Or is the sound bite starting to just be a distraction? I do not watch television, have not used my set for anything but the occasional enjoyment of a DVD for years. At work we have a television set in the bistro and I will catch a couple of minutes of CNN as I warm up my lunch. It exhausts me with its intense beat and brevity.
No time to figure out what it's about, never mind understand implications, just a veneer approach and a continuous request for input from the audience. When did journalism become so needy?
The other part of the equation is that I spend the majority of the time in front of a different screen - that of a computer.
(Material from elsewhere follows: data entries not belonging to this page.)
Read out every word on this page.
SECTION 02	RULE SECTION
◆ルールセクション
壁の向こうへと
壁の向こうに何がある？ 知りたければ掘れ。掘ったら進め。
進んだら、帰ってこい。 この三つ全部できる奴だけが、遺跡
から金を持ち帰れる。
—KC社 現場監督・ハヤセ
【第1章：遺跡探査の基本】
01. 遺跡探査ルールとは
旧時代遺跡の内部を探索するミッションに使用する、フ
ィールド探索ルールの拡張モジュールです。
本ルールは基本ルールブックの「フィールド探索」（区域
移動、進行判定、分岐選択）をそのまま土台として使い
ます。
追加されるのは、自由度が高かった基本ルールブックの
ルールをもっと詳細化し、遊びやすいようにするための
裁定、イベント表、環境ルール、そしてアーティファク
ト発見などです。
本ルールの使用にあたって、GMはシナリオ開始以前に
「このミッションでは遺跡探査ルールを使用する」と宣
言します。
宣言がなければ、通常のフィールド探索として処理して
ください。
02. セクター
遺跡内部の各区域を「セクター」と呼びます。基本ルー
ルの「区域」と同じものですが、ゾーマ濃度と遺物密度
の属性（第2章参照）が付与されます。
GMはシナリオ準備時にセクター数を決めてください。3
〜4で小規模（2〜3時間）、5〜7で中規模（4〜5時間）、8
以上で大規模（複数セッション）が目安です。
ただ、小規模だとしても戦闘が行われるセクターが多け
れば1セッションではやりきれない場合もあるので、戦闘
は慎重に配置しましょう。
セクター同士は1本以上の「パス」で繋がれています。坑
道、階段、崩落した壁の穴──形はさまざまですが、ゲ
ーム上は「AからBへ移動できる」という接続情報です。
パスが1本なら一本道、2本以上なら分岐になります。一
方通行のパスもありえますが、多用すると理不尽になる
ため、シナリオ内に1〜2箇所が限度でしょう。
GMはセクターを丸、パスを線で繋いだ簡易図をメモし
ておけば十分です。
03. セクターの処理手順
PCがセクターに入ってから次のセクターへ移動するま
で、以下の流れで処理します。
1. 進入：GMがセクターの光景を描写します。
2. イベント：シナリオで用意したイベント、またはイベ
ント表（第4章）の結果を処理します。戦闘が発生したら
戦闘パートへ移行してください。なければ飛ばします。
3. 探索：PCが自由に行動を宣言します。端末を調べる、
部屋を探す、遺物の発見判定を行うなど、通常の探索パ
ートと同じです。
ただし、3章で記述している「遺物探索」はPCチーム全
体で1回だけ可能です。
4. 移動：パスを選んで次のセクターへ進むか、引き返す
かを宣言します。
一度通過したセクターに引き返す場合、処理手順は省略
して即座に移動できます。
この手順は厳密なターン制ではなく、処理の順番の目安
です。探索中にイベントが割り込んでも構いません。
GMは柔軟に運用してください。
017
When I am online, I tend to scan the publications I syndicate, and rarely spend more than thirty minutes reading the news, unless I find a good, in depth story.
A special report, or a nice piece of reporting that goes into lots of detail and coverage earns my time. That happens more rarely than I'd like, still it happens and it is highly stimulating. When enough time passed from the immediate need to report the news piece, journalists sometimes get to the part of requiring reality to explain itself.
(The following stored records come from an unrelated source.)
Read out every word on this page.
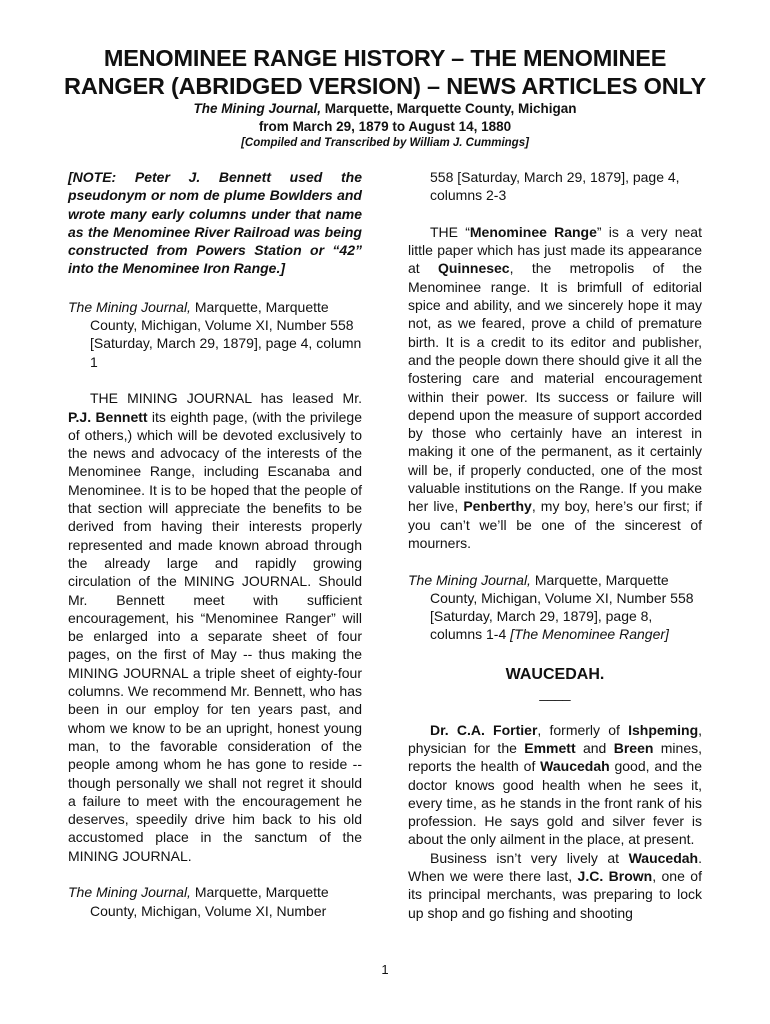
MENOMINEE RANGE HISTORY – THE MENOMINEE
RANGER (ABRIDGED VERSION) – NEWS ARTICLES ONLY
The Mining Journal, Marquette, Marquette County, Michigan
from March 29, 1879 to August 14, 1880
[Compiled and Transcribed by William J. Cummings]

[NOTE: Peter J. Bennett used the pseudonym or nom de plume Bowlders and wrote many early columns under that name as the Menominee River Railroad was being constructed from Powers Station or “42” into the Menominee Iron Range.]

The Mining Journal, Marquette, Marquette County, Michigan, Volume XI, Number 558 [Saturday, March 29, 1879], page 4, column 1

THE MINING JOURNAL has leased Mr. P.J. Bennett its eighth page, (with the privilege of others,) which will be devoted exclusively to the news and advocacy of the interests of the Menominee Range, including Escanaba and Menominee. It is to be hoped that the people of that section will appreciate the benefits to be derived from having their interests properly represented and made known abroad through the already large and rapidly growing circulation of the MINING JOURNAL. Should Mr. Bennett meet with sufficient encouragement, his “Menominee Ranger” will be enlarged into a separate sheet of four pages, on the first of May -- thus making the MINING JOURNAL a triple sheet of eighty-four columns. We recommend Mr. Bennett, who has been in our employ for ten years past, and whom we know to be an upright, honest young man, to the favorable consideration of the people among whom he has gone to reside -- though personally we shall not regret it should a failure to meet with the encouragement he deserves, speedily drive him back to his old accustomed place in the sanctum of the MINING JOURNAL.

The Mining Journal, Marquette, Marquette County, Michigan, Volume XI, Number

558 [Saturday, March 29, 1879], page 4, columns 2-3

THE “Menominee Range” is a very neat little paper which has just made its appearance at Quinnesec, the metropolis of the Menominee range. It is brimfull of editorial spice and ability, and we sincerely hope it may not, as we feared, prove a child of premature birth. It is a credit to its editor and publisher, and the people down there should give it all the fostering care and material encouragement within their power. Its success or failure will depend upon the measure of support accorded by those who certainly have an interest in making it one of the permanent, as it certainly will be, if properly conducted, one of the most valuable institutions on the Range. If you make her live, Penberthy, my boy, here’s our first; if you can’t we’ll be one of the sincerest of mourners.

The Mining Journal, Marquette, Marquette County, Michigan, Volume XI, Number 558 [Saturday, March 29, 1879], page 8, columns 1-4 [The Menominee Ranger]

WAUCEDAH.

____

Dr. C.A. Fortier, formerly of Ishpeming, physician for the Emmett and Breen mines, reports the health of Waucedah good, and the doctor knows good health when he sees it, every time, as he stands in the front rank of his profession. He says gold and silver fever is about the only ailment in the place, at present.

Business isn’t very lively at Waucedah. When we were there last, J.C. Brown, one of its principal merchants, was preparing to lock up shop and go fishing and shooting

1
As I've written elsewhere, Christiane Amanpour thinks that “there are some situations that one simply cannot be neutral about. Objectivity does not mean treating all sides equally. It means giving each side a hearing.” Herein lies the first lesson in thinking about news reporting - it is about being balanced in recognizing differing points of view.
Now that I publish in a public forum, I welcome solid sources that explore facts and tell compelling stories. As main stream media is looking to use the passion of bloggers to uncover topics that are of interest to readers, as journalists use social media to do their research of the public sentiment and more, I look to main stream media to provide unassailable data points.
At the same time that main stream media is moving away from in depth coverage and reporting due to cuts in budgets and staff, they are also moving closer to the style and format of new media. Quick, snack size bites that feed but do not nourish. In that light, does in fact main stream media add value?